Certamente - non è un mistero - che Maldini (così come Malagò, Marani e Abete) sia un grande estimatore di Antonio Conte (hanno anche giocato insieme proprio in azzurro), che rappresenta il grande sogno della FIGC per il ruolo di ct. Un serial winner che ha già allenato con ottimi risultati la Nazionale e quindi l'ideale per ricostruire l'Italia. Napoli permettendo visto che il contratto dell'allenatore salentino scade nel 2027 e bisognerà fare i conti con De Laurentiis, anche se la sensazione è che possano esserci i margini per trovare una soluzione soddisfacente per tutti. Tanto che in casa partenopea starebbero già facendo un pensierino a Italiano, Gasperini e De Rossi. Tra i candidati da tenere d'occhio c'è anche Roberto Mancini, artefice del trionfo a Euro 2020 e che ha già fatto pervenire la propria disponibilità al clamoroso ritorno. Con Malagò vanta tra l'altro un'amicizia di lunga data che potrebbe facilitare l'intesa dopo la fuga araba dell'agosto 2023.

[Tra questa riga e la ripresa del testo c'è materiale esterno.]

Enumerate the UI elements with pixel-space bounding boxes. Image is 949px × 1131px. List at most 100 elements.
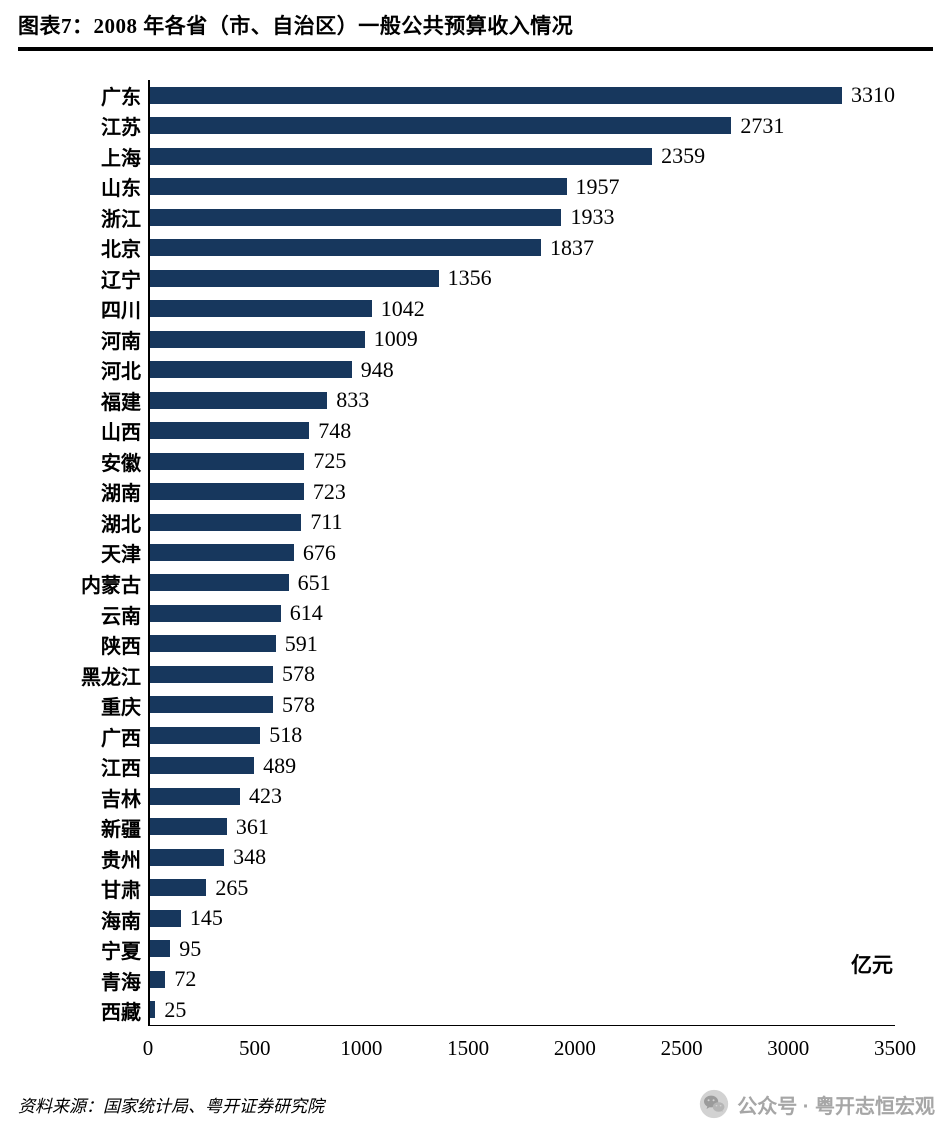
bar	[150, 909, 181, 927]
value-label: 1837	[550, 234, 595, 260]
value-label: 518	[269, 722, 303, 748]
category-label: 青海	[101, 971, 141, 994]
chart-header: 图表7：2008 年各省（市、自治区）一般公共预算收入情况	[18, 10, 933, 51]
value-label: 725	[313, 448, 347, 474]
bar	[150, 818, 227, 836]
bar	[150, 1001, 156, 1019]
x-tick-label: 500	[238, 1036, 271, 1060]
value-label: 748	[318, 417, 352, 443]
watermark-text: 公众号 · 粤开志恒宏观	[737, 1095, 935, 1118]
category-label: 宁夏	[101, 941, 141, 964]
category-label: 西藏	[101, 1002, 141, 1025]
bar	[150, 848, 225, 866]
x-axis: 0 500 1000 1500 2000 2500 3000 3500	[143, 1026, 916, 1068]
bar-row: 1957	[150, 171, 895, 201]
bar-row: 651	[150, 568, 895, 598]
value-label: 676	[302, 539, 336, 565]
category-label: 江苏	[101, 117, 141, 140]
category-label: 内蒙古	[81, 575, 141, 597]
bar	[150, 574, 289, 592]
bar	[150, 483, 304, 501]
bar	[150, 300, 372, 318]
bar-row: 578	[150, 690, 895, 720]
x-tick-label: 1500	[447, 1036, 490, 1060]
footer: 资料来源：国家统计局、粤开证券研究院 公众号 · 粤开志恒宏观	[18, 1089, 935, 1119]
bar-row: 711	[150, 507, 895, 537]
value-label: 948	[360, 356, 394, 382]
bar-row: 423	[150, 781, 895, 811]
value-label: 651	[297, 569, 331, 595]
unit-label: 亿元	[851, 953, 893, 977]
x-tick-label: 2500	[660, 1036, 703, 1060]
value-label: 711	[310, 509, 343, 535]
y-axis-labels: 广东 江苏 上海 山东 浙江 北京 辽宁 四川 河南 河北 福建 山西 安徽 湖南 湖北 天津 内蒙古 云南 陕西黑…	[55, 80, 148, 1026]
category-label: 甘肃	[101, 880, 141, 903]
value-label: 1933	[570, 204, 615, 230]
page-title: 图表7：2008 年各省（市、自治区）一般公共预算收入情况	[18, 14, 574, 38]
bar	[150, 940, 171, 958]
value-label: 2359	[661, 143, 706, 169]
x-tick-label: 3000	[767, 1036, 810, 1060]
bar-row: 145	[150, 903, 895, 933]
category-label: 安徽	[101, 452, 141, 475]
bar-row: 676	[150, 537, 895, 567]
bar-row: 361	[150, 812, 895, 842]
bar	[150, 330, 365, 348]
bar	[150, 757, 255, 775]
bar	[150, 208, 562, 226]
bar-row: 2731	[150, 110, 895, 140]
category-label: 湖南	[101, 483, 141, 506]
value-label: 348	[233, 844, 267, 870]
value-label: 723	[312, 478, 346, 504]
category-label: 广东	[101, 86, 141, 109]
category-label: 新疆	[101, 819, 141, 842]
value-label: 578	[282, 661, 316, 687]
category-label: 天津	[101, 544, 141, 567]
bar	[150, 178, 567, 196]
value-label: 25	[164, 996, 187, 1022]
value-label: 3310	[851, 82, 895, 108]
category-label: 湖北	[101, 513, 141, 536]
value-label: 578	[282, 691, 316, 717]
bar	[150, 361, 352, 379]
bar	[150, 970, 166, 988]
category-label: 贵州	[101, 849, 141, 872]
bar	[150, 604, 281, 622]
category-label: 辽宁	[101, 269, 141, 292]
bar-row: 1042	[150, 293, 895, 323]
bar	[150, 269, 439, 287]
value-label: 1042	[380, 295, 425, 321]
category-label: 上海	[101, 147, 141, 170]
category-label: 重庆	[101, 697, 141, 720]
chart-body: 广东 江苏 上海 山东 浙江 北京 辽宁 四川 河南 河北 福建 山西 安徽 湖南 湖北 天津 内蒙古 云南 陕西黑…	[55, 80, 895, 1026]
category-label: 陕西	[101, 636, 141, 659]
watermark: 公众号 · 粤开志恒宏观	[699, 1089, 935, 1119]
bar-row: 1837	[150, 232, 895, 262]
x-tick-label: 1000	[340, 1036, 383, 1060]
bar-row: 1356	[150, 263, 895, 293]
value-label: 2731	[740, 112, 785, 138]
bar-row: 2359	[150, 141, 895, 171]
category-label: 海南	[101, 910, 141, 933]
bar	[150, 117, 732, 135]
bar	[150, 696, 274, 714]
x-tick-label: 2000	[553, 1036, 596, 1060]
bar	[150, 391, 328, 409]
category-label: 四川	[101, 300, 141, 323]
category-label: 山西	[101, 422, 141, 445]
bar	[150, 665, 274, 683]
bar-row: 3310	[150, 80, 895, 110]
bar	[150, 635, 276, 653]
bar-row: 95	[150, 934, 895, 964]
value-label: 591	[284, 630, 318, 656]
bar	[150, 544, 294, 561]
category-label: 河南	[101, 330, 141, 353]
category-label: 广西	[101, 727, 141, 750]
category-label: 河北	[101, 361, 141, 384]
category-label: 山东	[101, 178, 141, 201]
category-label: 吉林	[101, 788, 141, 811]
category-label: 江西	[101, 758, 141, 781]
value-label: 72	[174, 966, 197, 992]
value-label: 489	[263, 752, 297, 778]
bar	[150, 513, 302, 531]
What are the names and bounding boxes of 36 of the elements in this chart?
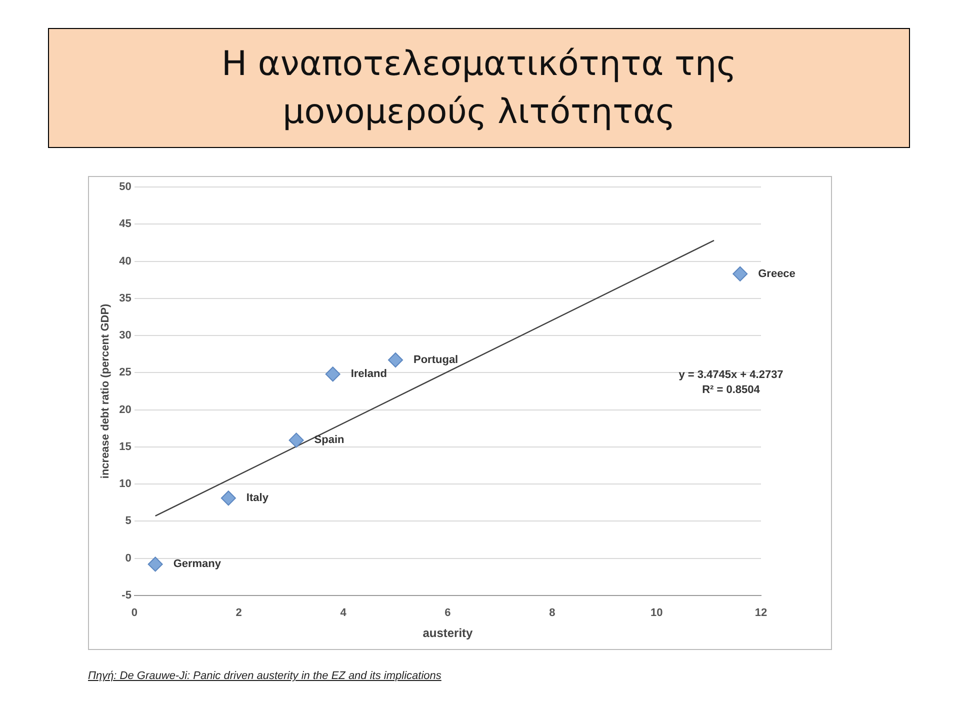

Più defilati per ora Max Allegri (molto stimato ma orientato a restare al Milan, in caso di Champions è pronto un bonus

di un milione per il tecnico) e Simone Inzaghi (guadagna cifre astronomiche in Arabia). Valutazioni in corso. Senza fretta, visto che il debutto del nuovo ct è previsto il 25 settembre contro il Belgio in Nations League.